Python Operators¶
This example shows how to run custom Python code using family of DALI PythonFunction
Operators to prototype new augmentations or debug the Pipeline. The idea behind these Operators is to provide a capability to execute Python code operating on DALI tensors’ data within the pipeline execution.
Defining an operation¶
The first kind of Operator we will try is PythonFunction
. It wraps a regular Python function and runs it inside a DALI Pipeline. Let us define such a function as an example. We will name it edit_images
.
[1]:
from nvidia.dali.pipeline import Pipeline
import nvidia.dali.ops as ops
import nvidia.dali.types as types
import numpy as np
def edit_images(image1, image2):
assert image1.shape == image2.shape
h, w, c = image1.shape
y, x = np.ogrid[0:h, 0:w]
mask = (x - w / 2) ** 2 + (y - h / 2) ** 2 > h * w / 9
result1 = np.copy(image1)
result1[mask] = image2[mask]
result2 = np.copy(image2)
result2[mask] = image1[mask]
return result1, result2
In this case it takes two arrays as input and returns two outputs. The code creates a circular mask and uses it to swap those circular parts between two inputs.
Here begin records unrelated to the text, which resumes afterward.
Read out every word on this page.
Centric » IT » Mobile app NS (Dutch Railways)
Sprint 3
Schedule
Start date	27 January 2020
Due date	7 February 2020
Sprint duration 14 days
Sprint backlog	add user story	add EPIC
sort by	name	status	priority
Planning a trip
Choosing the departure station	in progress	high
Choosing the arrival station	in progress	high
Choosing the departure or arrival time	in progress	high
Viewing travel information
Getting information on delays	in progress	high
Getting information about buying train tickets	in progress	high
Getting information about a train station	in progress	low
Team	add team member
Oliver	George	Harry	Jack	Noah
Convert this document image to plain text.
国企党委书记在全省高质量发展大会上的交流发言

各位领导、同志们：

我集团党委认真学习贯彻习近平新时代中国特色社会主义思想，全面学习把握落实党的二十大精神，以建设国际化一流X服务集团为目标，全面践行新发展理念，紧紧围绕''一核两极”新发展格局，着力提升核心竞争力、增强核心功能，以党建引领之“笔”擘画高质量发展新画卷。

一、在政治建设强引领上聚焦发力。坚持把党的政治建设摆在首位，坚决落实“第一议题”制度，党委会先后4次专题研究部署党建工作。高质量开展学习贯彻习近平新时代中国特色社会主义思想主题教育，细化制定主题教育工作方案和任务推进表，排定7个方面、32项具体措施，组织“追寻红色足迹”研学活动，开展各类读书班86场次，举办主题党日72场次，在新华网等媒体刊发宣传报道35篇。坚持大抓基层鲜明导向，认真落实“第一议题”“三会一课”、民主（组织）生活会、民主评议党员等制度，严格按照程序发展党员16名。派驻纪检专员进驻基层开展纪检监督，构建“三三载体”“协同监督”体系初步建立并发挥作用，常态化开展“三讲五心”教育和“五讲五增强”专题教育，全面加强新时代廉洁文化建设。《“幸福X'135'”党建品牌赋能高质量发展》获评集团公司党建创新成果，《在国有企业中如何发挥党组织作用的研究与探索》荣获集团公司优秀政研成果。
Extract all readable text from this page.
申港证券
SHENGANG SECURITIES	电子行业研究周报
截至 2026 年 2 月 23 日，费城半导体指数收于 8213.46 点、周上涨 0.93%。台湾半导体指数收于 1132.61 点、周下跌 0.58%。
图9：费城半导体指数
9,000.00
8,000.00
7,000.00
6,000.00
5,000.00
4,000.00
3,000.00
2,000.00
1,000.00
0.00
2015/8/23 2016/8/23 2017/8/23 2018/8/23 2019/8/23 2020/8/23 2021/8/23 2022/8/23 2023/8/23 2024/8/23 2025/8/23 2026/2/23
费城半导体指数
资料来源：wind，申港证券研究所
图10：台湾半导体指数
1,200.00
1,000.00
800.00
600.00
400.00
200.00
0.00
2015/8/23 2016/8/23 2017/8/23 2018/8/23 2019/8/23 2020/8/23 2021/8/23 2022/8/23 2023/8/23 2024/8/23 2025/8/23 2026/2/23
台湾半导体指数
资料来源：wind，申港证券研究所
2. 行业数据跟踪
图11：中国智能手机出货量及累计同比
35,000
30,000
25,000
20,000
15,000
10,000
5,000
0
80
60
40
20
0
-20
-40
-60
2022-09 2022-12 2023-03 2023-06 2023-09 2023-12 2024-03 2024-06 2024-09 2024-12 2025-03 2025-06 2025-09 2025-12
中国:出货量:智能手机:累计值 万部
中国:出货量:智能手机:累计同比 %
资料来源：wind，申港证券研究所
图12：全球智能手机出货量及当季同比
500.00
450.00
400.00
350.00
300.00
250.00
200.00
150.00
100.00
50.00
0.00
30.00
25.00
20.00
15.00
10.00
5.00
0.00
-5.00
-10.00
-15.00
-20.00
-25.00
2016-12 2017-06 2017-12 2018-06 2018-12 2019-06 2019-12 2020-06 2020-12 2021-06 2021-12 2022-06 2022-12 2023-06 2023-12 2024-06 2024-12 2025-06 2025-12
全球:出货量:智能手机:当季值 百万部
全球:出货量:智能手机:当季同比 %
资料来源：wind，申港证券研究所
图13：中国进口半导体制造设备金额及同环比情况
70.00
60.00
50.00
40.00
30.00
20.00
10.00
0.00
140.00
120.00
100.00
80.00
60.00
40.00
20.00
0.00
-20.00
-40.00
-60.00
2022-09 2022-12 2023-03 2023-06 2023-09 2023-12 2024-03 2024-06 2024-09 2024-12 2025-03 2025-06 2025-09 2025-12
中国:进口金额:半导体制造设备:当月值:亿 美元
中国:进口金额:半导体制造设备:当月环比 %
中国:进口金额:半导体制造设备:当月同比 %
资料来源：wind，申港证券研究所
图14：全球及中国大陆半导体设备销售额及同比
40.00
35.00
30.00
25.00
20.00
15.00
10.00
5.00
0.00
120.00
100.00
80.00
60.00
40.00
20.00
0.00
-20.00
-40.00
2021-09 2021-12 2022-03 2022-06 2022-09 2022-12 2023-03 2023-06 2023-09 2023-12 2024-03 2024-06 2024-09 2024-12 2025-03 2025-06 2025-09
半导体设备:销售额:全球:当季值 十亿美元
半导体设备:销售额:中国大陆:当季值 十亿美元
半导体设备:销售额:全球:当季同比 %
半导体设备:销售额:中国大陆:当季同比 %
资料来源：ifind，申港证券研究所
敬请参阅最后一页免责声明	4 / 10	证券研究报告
PythonFunction
uses NumPy arrays as data format for CPU and CuPy arrays for GPU. Note that we do a copy of both images because the input data should not be modified.
Defining a pipeline¶
To see the Operator in action, we implement a simple data pipeline. We wrap the edit_images
by passing it as function
parameter to PythonFunction
. See that in addition to the function, we pass the number of outputs as a parameter. Having constructed PythonFunction
as seen below, we can use it in the define_graph
method like any other Operator.
[2]:
image_dir = '../data/images'
class CommonPipeline(Pipeline):
def __init__(self, batch_size, num_threads, device_id, image_dir):
super(CommonPipeline, self).__init__(batch_size, num_threads, device_id, exec_async=False,
exec_pipelined=False, seed=99)
self.input1 = ops.FileReader(file_root=image_dir, random_shuffle=True)
self.input2 = ops.FileReader(file_root=image_dir, random_shuffle=True)
self.decode = ops.ImageDecoder(device='cpu', output_type=types.RGB)
self.resize = ops.Resize(resize_x=300, resize_y=300)
def load(self):
jpegs1, labels = self.input1()
jpegs2, labels = self.input2()
im1, im2 = self.decode([jpegs1, jpegs2])
return self.resize([im1, im2])
class PythonFuncPipeline(CommonPipeline):
def __init__(self, batch_size, num_threads, device_id, image_dir):
super(PythonFuncPipeline, self).__init__(batch_size, num_threads, device_id, image_dir)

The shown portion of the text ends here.